I tempi sono difficili, le sfide numerose e le incognite all’orizzonte pure. Ma le imprese che compongono il variegato mosaico del tessuto economico veronese, dalle piccole alle grandi, dalla grafica al marmo, dal vino al tessile, hanno la possibilità di affrontare a testa alta tanto il presente quanto il futuro che verrà.
Lo afferma, dati e grafici alla mano, la professoressa Bettina Campedelli, docente ordinario di Economia aziendale nel dipartimento di Management dell’università di Verona, nel suo intervento in apertura dell’evento «L’Europa e la difficile transizione del mercato» nell’ambito dell’iniziativa «Top 500». «I tempi sono duri, la competizione è molto stretta e la turbolenza internazionale si fa sentire così come la crisi della Germania, ma il tessuto industriale veronese è forte», afferma Campedelli. «Le imprese, di ogni dimensione, stanno dimostrando con i numeri la loro tenuta e quanto si diano da fare nel cercare efficienze e internazionalizzazioni».
La fotografia
La professoressa ha proposto «un focus dinamico sulla produttività di 13.015 aziende scaligere considerando gli anni che vanno dal 2018 al 2023, segnati da crisi legate a fenomeni non solo economici». Un focus per mostrare se e come è cambiata la loro abilità nel misurarsi con il mercato contemporaneo.

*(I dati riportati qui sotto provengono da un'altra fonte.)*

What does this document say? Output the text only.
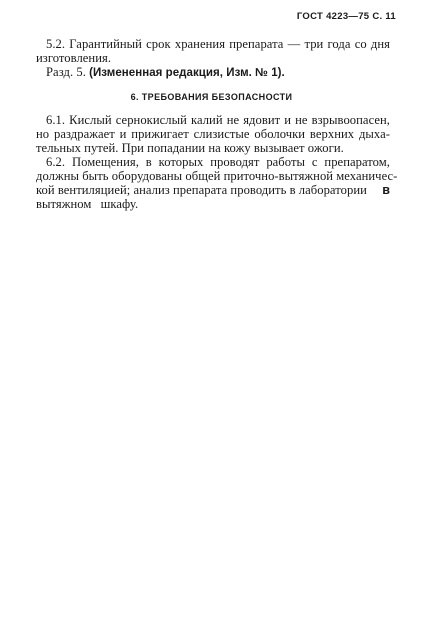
ГОСТ 4223—75 С. 11
5.2. Гарантийный срок хранения препарата — три года со дня
изготовления.
Разд. 5. (Измененная редакция, Изм. № 1).
6. ТРЕБОВАНИЯ БЕЗОПАСНОСТИ
6.1. Кислый сернокислый калий не ядовит и не взрывоопасен,
но раздражает и прижигает слизистые оболочки верхних дыха-
тельных путей. При попадании на кожу вызывает ожоги.
6.2. Помещения, в которых проводят работы с препаратом,
должны быть оборудованы общей приточно-вытяжной механичес-
кой вентиляцией; анализ препарата проводить в лаборатории в
вытяжном шкафу.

I bilanci 2018 sono stati rivalutati rispetto all’inflazione e nel campione analizzato sono comprese tutte società: 12.189 piccole con fatturati fino a 10 milioni (93%), 708 medie con fatturati tra i 10 e i 50 milioni (5%) e 208 grandi con fatturati oltre 50 milioni (2%). I profili di analisi hanno riguardato: fatturato; valore aggiunto; costo, rendimento e produttività del lavoro; produttività del capitale. «Sono gli aspetti che danno struttura alle nostre aziende e costituiscono punti di forza per confrontare la loro capacità di competere», spiega. Quanto basta, insomma, per scattare una fotografia sul loro stato di salute generale in uno scenario globale dominato dall’incertezza sul ruolo economico dell’Europa nel contesto mondiale e dalle continue minacce di dazi al 25% da parte del presidente Usa Trump.
Dalle analisi risulta che «il fatturato è salito in tutte e tre le classi di imprese», osserva Campedelli. Se le piccole aziende registrano una crescita del +1,93%, un bel balzo in avanti l’hanno fatto le medie (+11,47%) e ancor più le grandi (+22,11%). Sale per tutte anche il valore aggiunto, seppur con incidenze diverse. Per quanto riguarda il rendimento del lavoro, invece, il divario c’è: le piccole aziende soffrono un calo dell’1% e le grandi volano a +14,5%, con le medie a un +3,4%. Il quadro s’inverte poi nell’evoluzione della produttività del capitale: le piccole piazzano un buon +7,1%, le grandi scendono a -8,4%, e le medie con un +0,6% rimangono sostanzialmente stazionarie.
Ma cosa succede nei sei settori del sistema manifatturiero veronese, in tema di produttività del lavoro? «A fronte di una crescita media del +8,90% i settori grafico-cartario, tessile-abbigliamento, marmo e vino sono rimasti sopra la media, mantenendo buone performance», conclude Campedelli. «Solo il settore calzaturiero ha un calo, finendo a -14,8%». Ma gli anticorpi per affrontare possibili malesseri o fastidiose febbri future, garantisce, ci sono.